Manifestation pour le pain à Alexandrie, le 7 mars 2017,
avec les «cartes en papier» bien visibles
Le 6 mars 2017, des centaines d’habitant·e·s sont descendus dans les rues de diverses localités et villes en Haute-Egypte et dans le delta du Nil, après que le ministère de l’Approvisionnement a réduit leur ration subventionnée de pain baladi (connu sous le nom de pita, base de l’alimentation en Egypte).
Le lendemain, des milliers de personnes protestaient dans 17 districts dans tout le pays. A Alexandrie, des manifestant·e·s ont bloqué pendant plus de quatre heures une route principale à l’entrée d’un port important, alors que les résidents populaires de la banlieue d’Imbaba à Gizeh [sur la rive gauche du Nil, face à la vieille ville du Caire] bloquaient la route de l’aéroport. Ailleurs, des femmes de la ville de Dissouk, dans le delta du Nil, ont organisé un sit-in bruyant sur les rails de la gare local, en scandant «Un, deux, où est le pain?» et en appelant au renversement du gouvernement du président [ex-maréchal] Abdel Fattah El-Sissi. [1] Le hashtag arabe #Supply_Intifada n’a pas tardé à se répandre sur le Twitter égyptien. Pour tenter de couper court à d’autres mobilisations, le gouvernement égyptien – qui prend appui sur l’armée – s’est dépêché de rétablir l’accès au pain des habitants. Il a promis d’augmenter la ration dans les régions où il y avait eu des protestations.

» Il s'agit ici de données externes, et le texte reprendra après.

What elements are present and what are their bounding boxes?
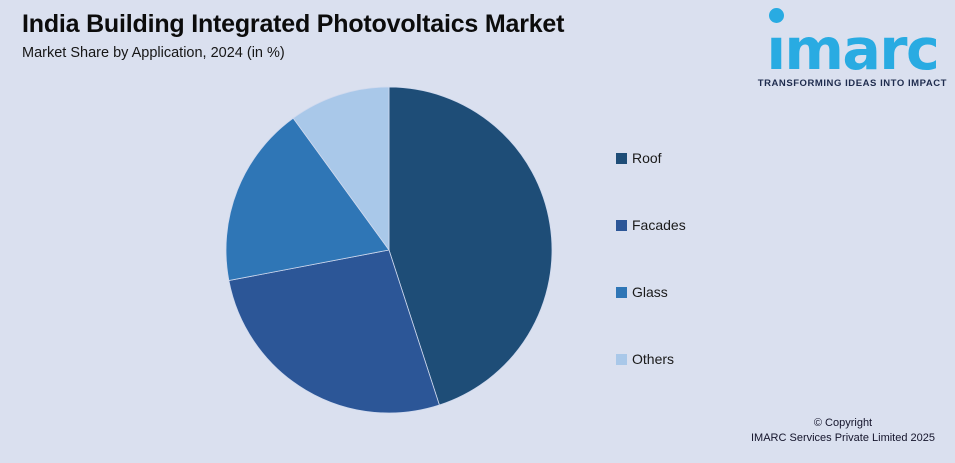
legend-label-facades: Facades [632, 217, 686, 233]
copyright-line-1: © Copyright [813, 417, 873, 429]
imarc-logo-dot-icon [769, 8, 785, 23]
copyright-line-2: IMARC Services Private Limited 2025 [750, 432, 935, 444]
chart-legend: Roof Facades Glass Others [616, 150, 686, 418]
pie-chart [225, 86, 553, 414]
legend-label-roof: Roof [632, 150, 662, 166]
imarc-logo-mark: ımarc [766, 6, 940, 83]
imarc-tagline: TRANSFORMING IDEAS INTO IMPACT [757, 78, 947, 89]
legend-item-facades: Facades [616, 217, 686, 233]
pie-slice-glass [225, 117, 390, 282]
legend-label-glass: Glass [632, 284, 668, 300]
pie-slice-facades [228, 249, 440, 414]
imarc-logo: ımarc TRANSFORMING IDEAS INTO IMPACT [758, 6, 947, 89]
imarc-logo-text: ımarc [766, 17, 939, 83]
legend-swatch-glass-icon [616, 286, 627, 298]
pie-slice-others [292, 86, 390, 252]
page-title: India Building Integrated Photovoltaics … [22, 10, 565, 38]
copyright-notice: © Copyright IMARC Services Private Limit… [743, 416, 943, 446]
legend-swatch-roof-icon [616, 152, 627, 164]
chart-header: India Building Integrated Photovoltaics … [22, 10, 564, 61]
legend-item-others: Others [616, 351, 686, 367]
legend-swatch-others-icon [616, 353, 627, 365]
pie-slice-roof [388, 86, 553, 406]
legend-item-roof: Roof [616, 150, 686, 166]
legend-item-glass: Glass [616, 284, 686, 300]
legend-label-others: Others [632, 351, 675, 367]
legend-swatch-facades-icon [616, 219, 627, 231]
chart-subtitle: Market Share by Application, 2024 (in %) [22, 44, 285, 61]
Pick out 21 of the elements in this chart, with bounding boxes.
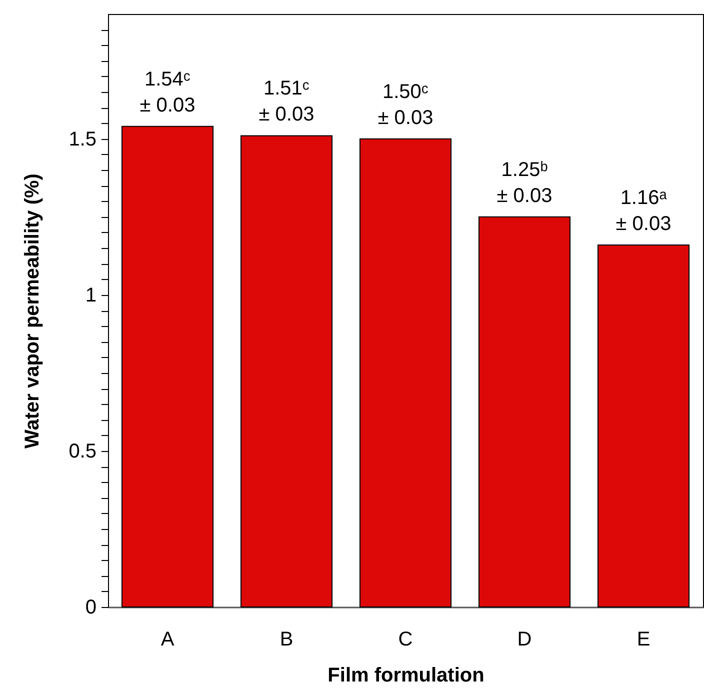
x-tick-label: E xyxy=(636,628,650,650)
data-label: 1.54ᶜ ± 0.03 xyxy=(140,68,196,116)
y-tick-label: 1.5 xyxy=(68,128,96,150)
data-label: 1.51ᶜ ± 0.03 xyxy=(258,78,314,126)
bar xyxy=(597,244,690,608)
x-axis-title: Film formulation xyxy=(328,664,484,686)
bar xyxy=(478,216,571,608)
y-tick-label: 0.5 xyxy=(68,440,96,462)
x-tick-label: C xyxy=(398,628,413,650)
data-label: 1.25ᵇ ± 0.03 xyxy=(496,158,552,207)
x-tick-label: D xyxy=(517,628,532,650)
data-label: 1.50ᶜ ± 0.03 xyxy=(378,80,434,129)
y-tick-label: 0 xyxy=(85,596,96,618)
x-tick-label: B xyxy=(280,628,294,650)
y-tick-label: 1 xyxy=(85,284,96,306)
bar xyxy=(240,135,333,608)
y-axis-title: Water vapor permeability (%) xyxy=(22,174,44,448)
data-label: 1.16ᵃ ± 0.03 xyxy=(616,186,672,235)
bar xyxy=(359,138,452,608)
bar xyxy=(121,126,214,608)
x-tick-label: A xyxy=(160,628,175,650)
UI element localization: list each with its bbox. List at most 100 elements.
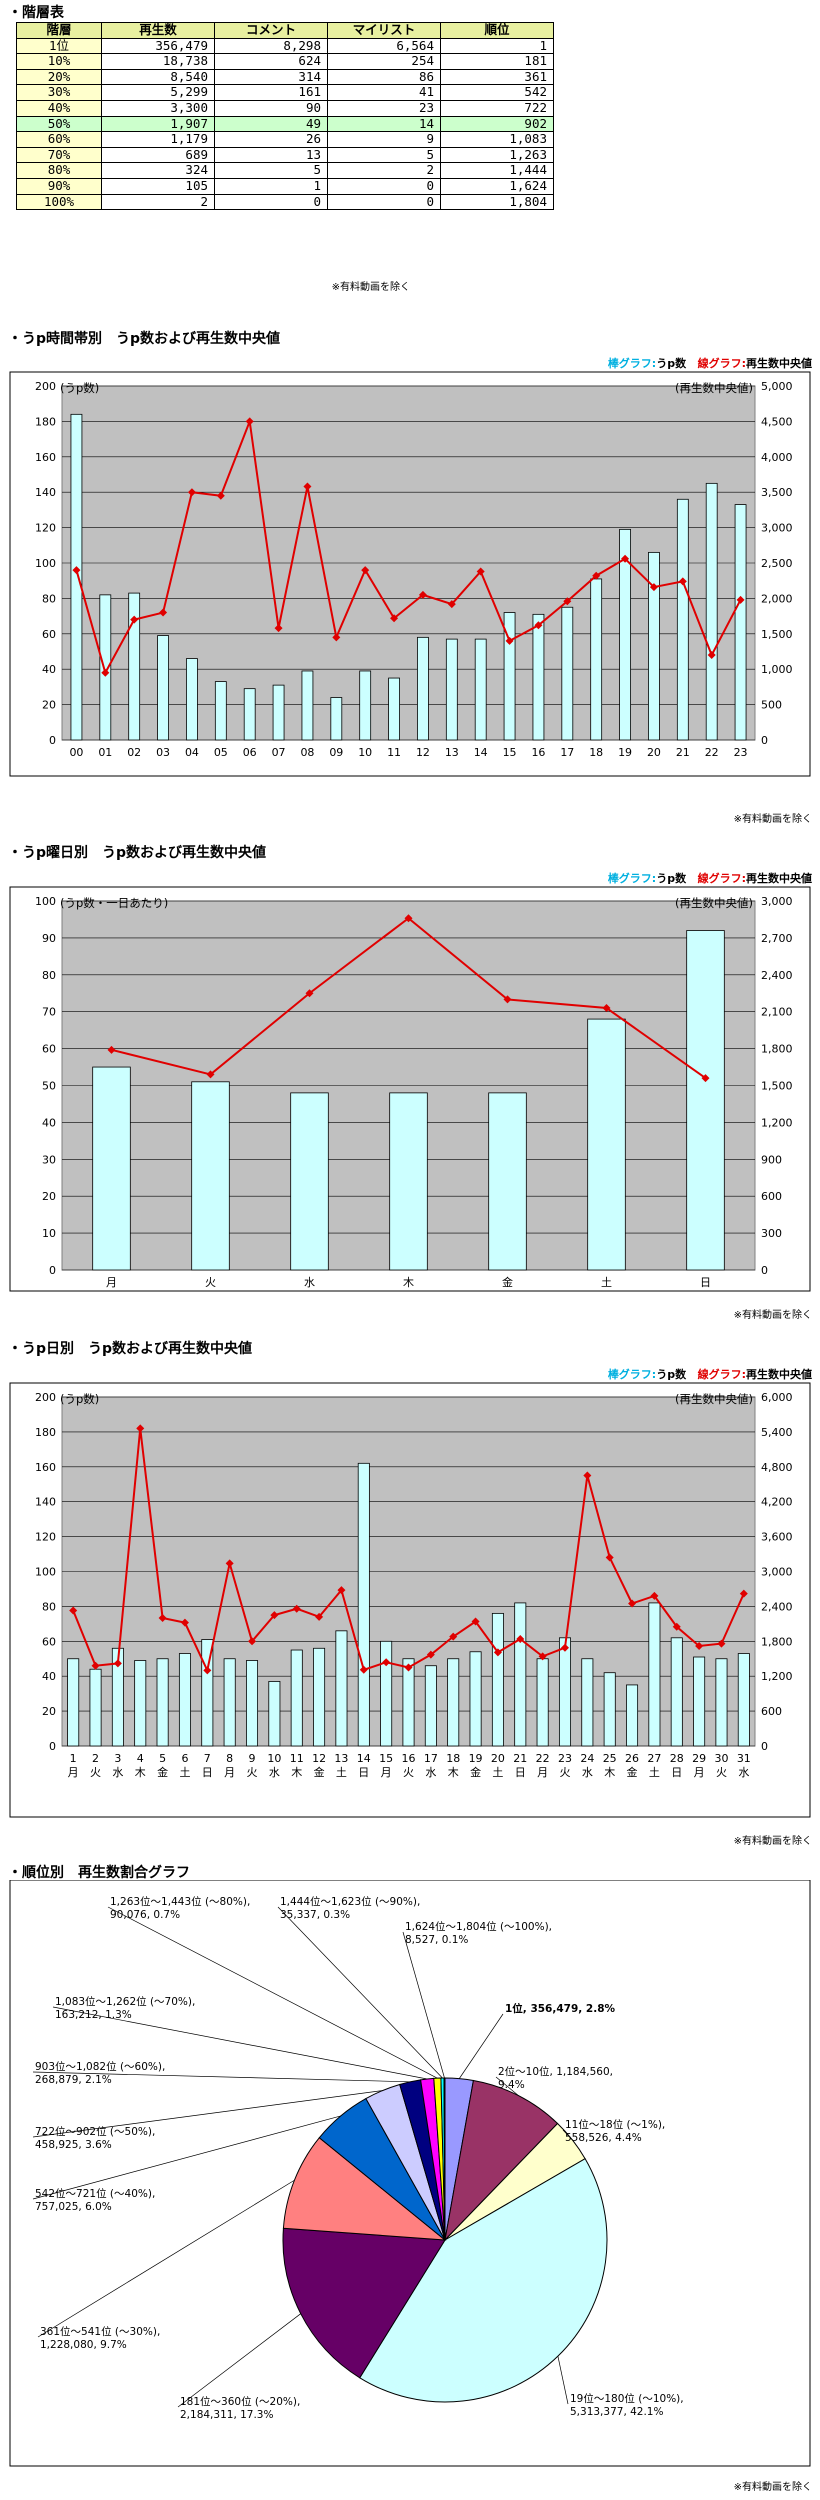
pie-label-line: 90,076, 0.7%: [110, 1909, 180, 1921]
line-point: [101, 668, 110, 677]
chart-pie-title: ・順位別 再生数割合グラフ: [8, 1865, 190, 1881]
y-axis-label: (うp数・一日あたり): [60, 896, 168, 910]
line-point: [390, 614, 399, 623]
pie-label-line: 11位～18位 (～1%),: [565, 2118, 665, 2131]
y-tick-label: 140: [35, 1496, 56, 1509]
x-weekday-label: 月: [381, 1766, 392, 1779]
chart-weekday: 0 10 20 30 40 50 60 70 80 90 100 0 300 600 900 1,200 1,5…: [9, 886, 811, 1292]
leader-line: [458, 2013, 504, 2079]
y2-axis-label: (再生数中央値): [675, 896, 753, 910]
table-cell: 324: [101, 162, 215, 179]
line-point: [534, 621, 543, 630]
bar: [70, 413, 83, 741]
line-point: [187, 488, 196, 497]
bar: [561, 606, 574, 741]
bar: [335, 1630, 348, 1747]
x-weekday-label: 月: [694, 1766, 705, 1779]
bar: [223, 1658, 236, 1747]
chart-pie: 1位, 356,479, 2.8% 2位～10位, 1,184,560, 9.4% 1…: [9, 1880, 811, 2467]
x-tick-label: 16: [531, 746, 545, 759]
table-row: 70% 689 13 5 1,263: [16, 146, 554, 164]
x-tick-label: 23: [734, 746, 748, 759]
y-tick-label: 70: [42, 1006, 56, 1019]
x-tick-label: 22: [705, 746, 719, 759]
leader-line: [495, 2076, 519, 2096]
x-weekday-label: 火: [90, 1766, 101, 1779]
table-cell: 30%: [16, 84, 102, 101]
table-cell: 8,298: [214, 37, 328, 55]
y-tick-label: 50: [42, 1080, 56, 1093]
table-cell: 6,564: [327, 37, 441, 55]
x-tick-label: 15: [503, 746, 517, 759]
line-point: [447, 600, 456, 609]
pie-label-line: 1,083位～1,262位 (～70%),: [55, 1995, 195, 2008]
x-tick-label: 11: [387, 746, 401, 759]
x-tick-label: 14: [474, 746, 488, 759]
bar: [734, 504, 747, 741]
table-row: 60% 1,179 26 9 1,083: [16, 131, 554, 148]
table-cell: 105: [101, 177, 215, 195]
pie-label: 1,263位～1,443位 (～80%), 90,076, 0.7%: [110, 1895, 250, 1921]
table-cell: 542: [440, 84, 554, 101]
table-cell: 1,624: [440, 177, 554, 195]
bar: [156, 1658, 169, 1747]
y2-tick-label: 4,000: [761, 451, 793, 464]
line-point: [136, 1424, 145, 1433]
bar: [111, 1647, 124, 1747]
bar: [424, 1665, 437, 1747]
y2-axis-label: (再生数中央値): [675, 381, 753, 395]
chart-hour-title: ・うp時間帯別 うp数および再生数中央値: [8, 331, 281, 347]
table-cell: 689: [101, 146, 215, 164]
table-cell: 10%: [16, 53, 102, 70]
pie-label-line: 903位～1,082位 (～60%),: [35, 2060, 165, 2073]
y2-tick-label: 4,500: [761, 415, 793, 428]
y-tick-label: 40: [42, 1670, 56, 1683]
x-tick-label: 12: [416, 746, 430, 759]
bar: [715, 1658, 728, 1747]
line-point: [538, 1652, 547, 1661]
table-cell: 254: [327, 53, 441, 70]
line-point: [516, 1634, 525, 1643]
tier-header-4: 順位: [440, 22, 554, 39]
line-point: [245, 417, 254, 426]
line-point: [69, 1606, 78, 1615]
y2-tick-label: 600: [761, 1705, 782, 1718]
y2-tick-label: 0: [761, 1264, 768, 1277]
table-cell: 722: [440, 99, 554, 117]
bar: [67, 1658, 80, 1747]
line-point: [449, 1632, 458, 1641]
pie-label-line: 757,025, 6.0%: [35, 2201, 112, 2213]
bar: [737, 1653, 750, 1747]
x-weekday-label: 火: [559, 1766, 570, 1779]
table-cell: 70%: [16, 146, 102, 164]
pie-label-line: 361位～541位 (～30%),: [40, 2325, 160, 2338]
x-tick-label: 11: [290, 1752, 304, 1765]
leader-line: [37, 2179, 295, 2338]
line-point: [206, 1070, 215, 1079]
table-cell: 86: [327, 68, 441, 86]
bar: [514, 1602, 527, 1747]
y2-tick-label: 6,000: [761, 1391, 793, 1404]
pie-label-line: 19位～180位 (～10%),: [570, 2392, 684, 2405]
line-point: [303, 482, 312, 491]
bar: [619, 528, 631, 741]
x-weekday-label: 金: [470, 1765, 481, 1779]
pie-label: 181位～360位 (～20%), 2,184,311, 17.3%: [180, 2395, 300, 2421]
pie-label-line: 9.4%: [498, 2079, 525, 2091]
x-weekday-label: 金: [157, 1765, 168, 1779]
line-point: [203, 1666, 212, 1675]
table-cell: 5: [327, 146, 441, 164]
x-weekday-label: 木: [604, 1766, 615, 1779]
x-tick-label: 9: [249, 1752, 256, 1765]
legend-bar-label: うp数: [656, 1368, 687, 1381]
line-point: [602, 1004, 611, 1013]
x-weekday-label: 水: [582, 1766, 593, 1779]
x-tick-label: 04: [185, 746, 199, 759]
x-tick-label: 24: [580, 1752, 594, 1765]
leader-line: [32, 2071, 411, 2083]
y2-tick-label: 2,400: [761, 1600, 793, 1613]
line-point: [337, 1586, 346, 1595]
bar: [603, 1672, 616, 1747]
table-cell: 0: [327, 193, 441, 211]
pie-label-line: 1,444位～1,623位 (～90%),: [280, 1895, 420, 1908]
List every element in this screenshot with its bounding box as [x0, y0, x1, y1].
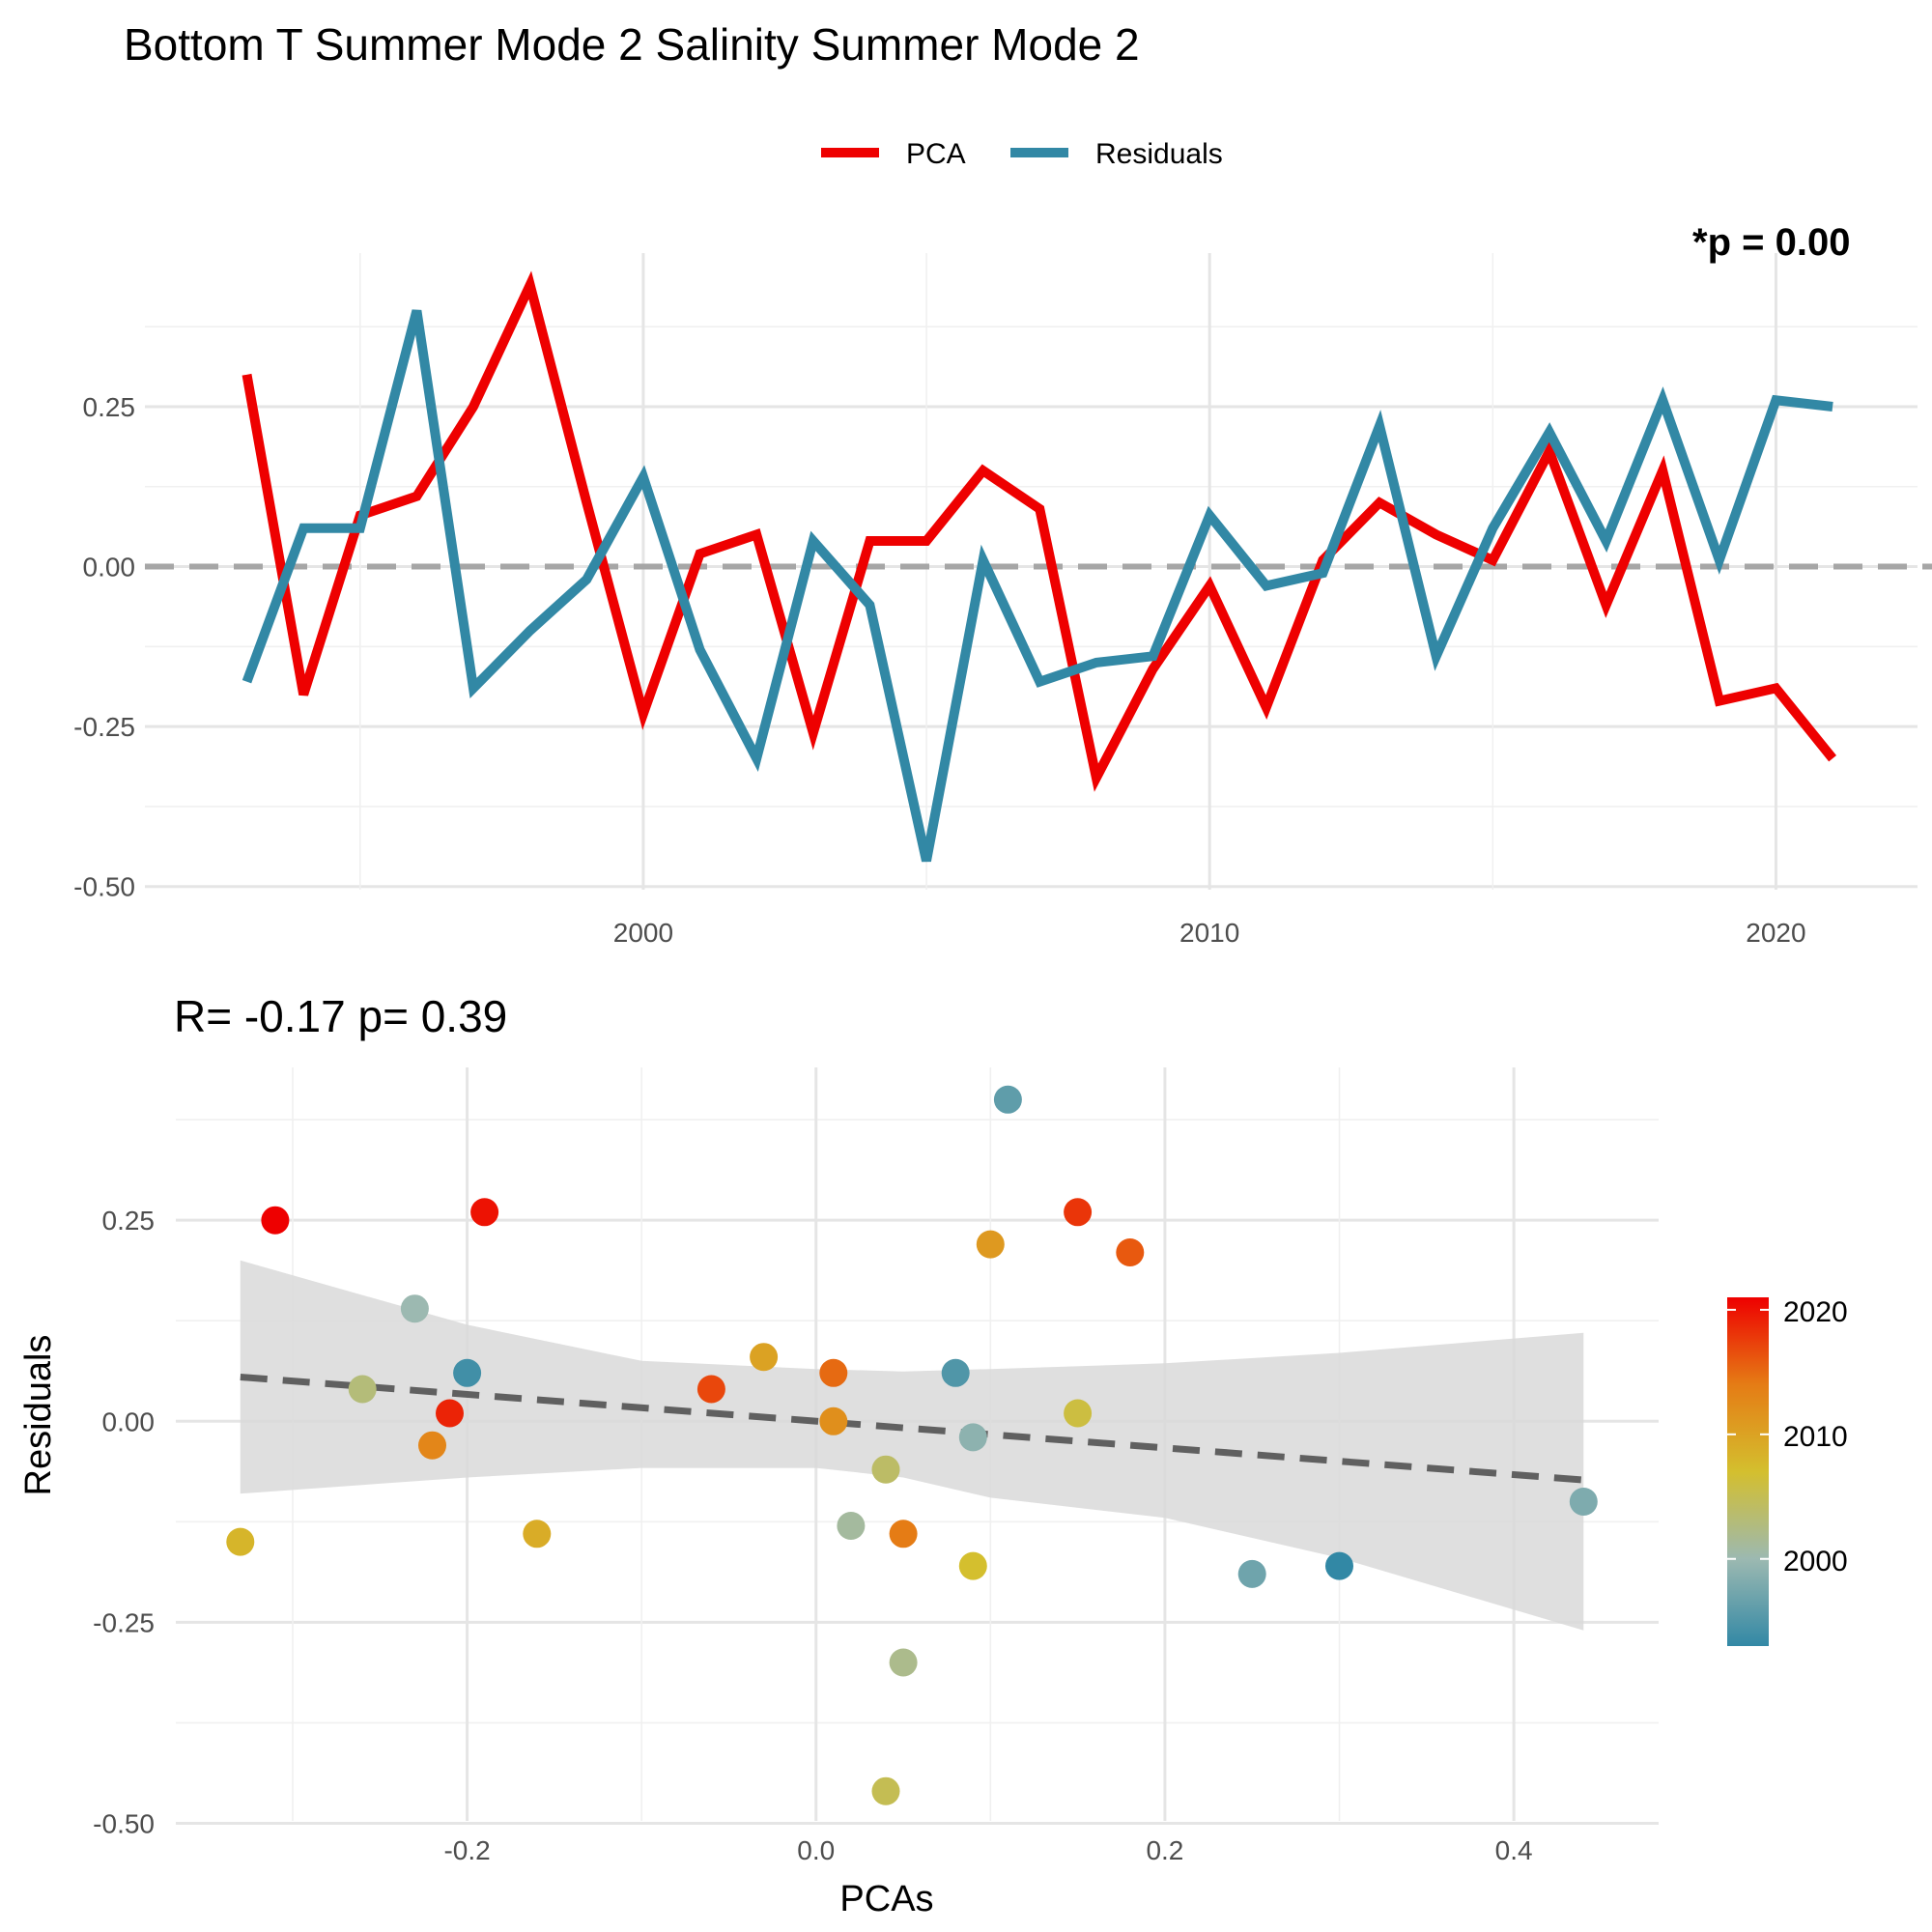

Les émeutes contre la pénurie alimentaire
La récente série de protestations contre la pénurie alimentaire a eu lieu dans le contexte de l’ébranlement des prix provoqué par la décision, le 3 novembre 2016, de la Banque centrale d’Egypte de la flotter la livre égyptienne [autrement de la «libération» du taux de change]. La dévaluation de la livre fait partie d’une série de mesures – dont des coupes dans les dépenses publiques et l’introduction d’une TVA – exigées par le Fonds monétaire international (FMI), en échange d’un prêt de 12 milliards de dollars pour soutenir l’économie égyptienne défaillante. [2] En février 2017, l’inflation des prix alimentaires atteignait 42%. [3] Les principales denrées de base ont été particulièrement frappées: au cours de l’année passée, les Egyptiens ont vu le prix du pain et de l’huile de cuisine augmenter de presque 60%. [4] Pour mettre ces données en perspective, il faut savoir que durant l’année qui a précédé de Printemps arabe de 2011, les prix des denrées alimentaires en Egypte ont subi des hausses annuelles de près de 15%. [5] Sur la base de ces données et de développements comparables, des chercheurs ont estimé que les protestations suscitées par l’insécurité alimentaire ont été un facteur clé dans l’éclatement de la Révolution égyptienne du 25 janvier.[6]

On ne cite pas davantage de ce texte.